Tuttavia, esiste il classico rovescio della medaglia. Esporsi alla radiazione solare implica necessariamente un assorbimento di radiazione ultravioletta, il cui effetto sull'epidermide è una maggiore sintesi di radicali liberi. Si tratta di "frammenti di molecole" che presentano un elettrone spaiato sugli orbitali più esterni. Rammentando rapidamente lo stato quantistico di singoletto di spin di un sistema composto ad esempio, da due elettroni, si ha che un qualunque radicale libero è alla disperata ricerca di un altro elettrone con spin opposto in modo da realizzare la configurazione di singoletto. E per realizzare questo accoppiamento, il radicale danneggia seriamente le cellule bersaglio, in questo caso della nostra epidermide con le immaginabili conseguenze.

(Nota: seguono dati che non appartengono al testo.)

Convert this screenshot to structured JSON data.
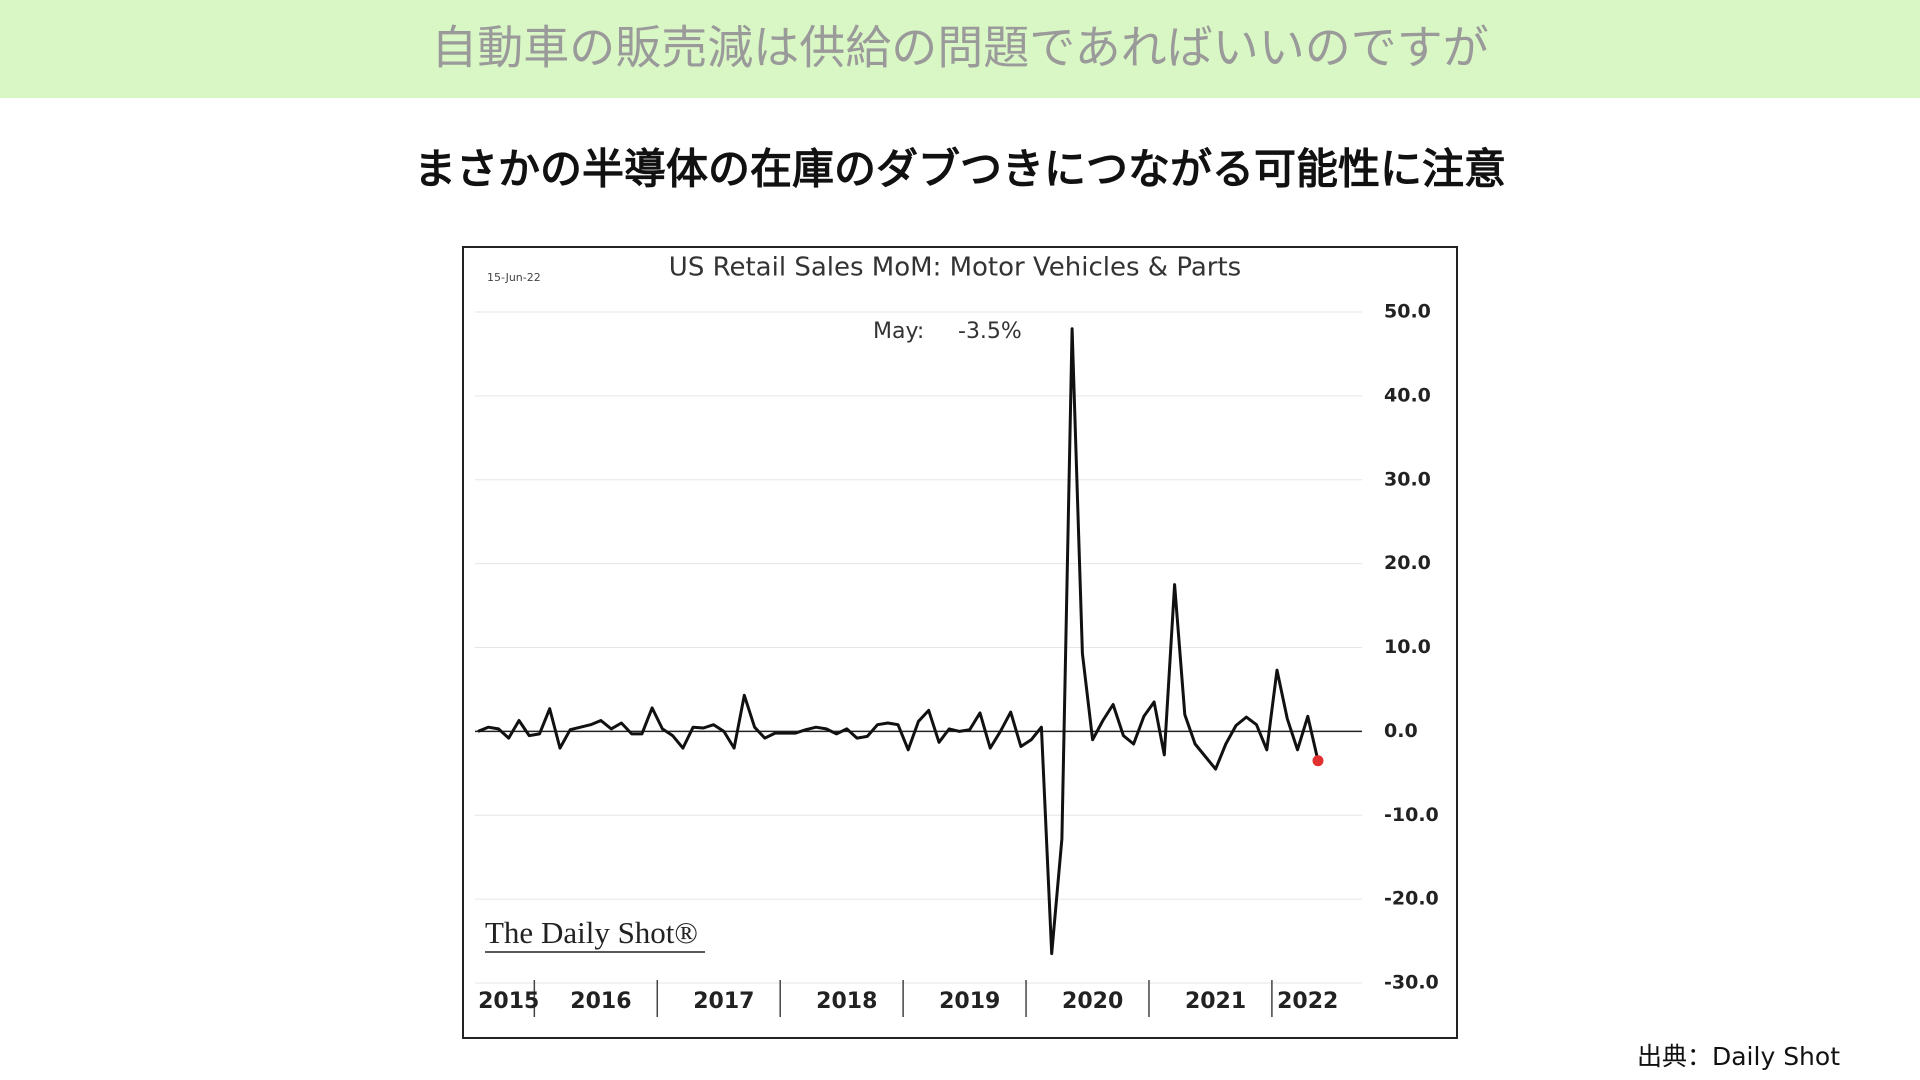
{
  "header": {
    "title": "自動車の販売減は供給の問題であればいいのですが",
    "subtitle": "まさかの半導体の在庫のダブつきにつながる可能性に注意",
    "source": "出典：Daily Shot"
  },
  "chart_data": {
    "type": "line",
    "title": "US Retail Sales MoM: Motor Vehicles & Parts",
    "date": "15-Jun-22",
    "annotations": [
      "May:",
      "-3.5%"
    ],
    "watermark": "The Daily Shot®",
    "categories": [
      null,
      null,
      null,
      "2015",
      null,
      null,
      null,
      null,
      null,
      null,
      null,
      null,
      "2016",
      null,
      null,
      null,
      null,
      null,
      null,
      null,
      null,
      null,
      null,
      null,
      "2017",
      null,
      null,
      null,
      null,
      null,
      null,
      null,
      null,
      null,
      null,
      null,
      "2018",
      null,
      null,
      null,
      null,
      null,
      null,
      null,
      null,
      null,
      null,
      null,
      "2019",
      null,
      null,
      null,
      null,
      null,
      null,
      null,
      null,
      null,
      null,
      null,
      "2020",
      null,
      null,
      null,
      null,
      null,
      null,
      null,
      null,
      null,
      null,
      null,
      "2021",
      null,
      null,
      null,
      null,
      null,
      null,
      null,
      null,
      "2022",
      null
    ],
    "series": [
      {
        "name": "Motor Vehicles & Parts",
        "color": "#111111",
        "values": [
          0,
          0.5,
          0.3,
          -0.8,
          1.3,
          -0.5,
          -0.3,
          2.7,
          -2.0,
          0.2,
          0.5,
          0.8,
          1.3,
          0.3,
          1.0,
          -0.3,
          -0.3,
          2.8,
          0.3,
          -0.5,
          -2.0,
          0.5,
          0.4,
          0.8,
          0.0,
          -2.0,
          4.3,
          0.5,
          -0.8,
          -0.2,
          -0.2,
          -0.2,
          0.2,
          0.5,
          0.3,
          -0.3,
          0.3,
          -0.8,
          -0.6,
          0.8,
          1.0,
          0.8,
          -2.2,
          1.2,
          2.5,
          -1.3,
          0.3,
          0.0,
          0.2,
          2.2,
          -2.0,
          0.0,
          2.3,
          -1.8,
          -1.0,
          0.5,
          -26.5,
          -12.8,
          48.0,
          9.3,
          -1.0,
          1.3,
          3.2,
          -0.5,
          -1.5,
          1.8,
          3.5,
          -2.8,
          17.5,
          2.0,
          -1.5,
          -3.0,
          -4.5,
          -1.5,
          0.7,
          1.7,
          0.8,
          -2.2,
          7.3,
          1.5,
          -2.2,
          1.8,
          -3.5
        ]
      }
    ],
    "highlight_color": "#e03030",
    "ylim": [
      -30,
      50
    ],
    "yticks": [
      {
        "value": 50,
        "label": "50.0"
      },
      {
        "value": 40,
        "label": "40.0"
      },
      {
        "value": 30,
        "label": "30.0"
      },
      {
        "value": 20,
        "label": "20.0"
      },
      {
        "value": 10,
        "label": "10.0"
      },
      {
        "value": 0,
        "label": "0.0"
      },
      {
        "value": -10,
        "label": "-10.0"
      },
      {
        "value": -20,
        "label": "-20.0"
      },
      {
        "value": -30,
        "label": "-30.0"
      }
    ],
    "grid": true
  }
}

Bisogna poi aggiungere la storiella della sintesi di vitamina D da parte del nostro organismo esposto alla radiazione solare. Sarà pure vero, ma bisogna comunque tener conto del danno prodotto dai free radicals. E ciò non deve sorprendere l'effetto sul coronavirus che ovviamente non viene ucciso dal caldo, ma dalla radiazione ultravioletta. Probabilmente il caldo (in particolare, se umido) favorisce la sopravvivenza del virus in ambienti prive di cellule. Viceversa, con il nostro organismo mediamente termostatato a 37°C, il virus ci va letteralmente a nozze.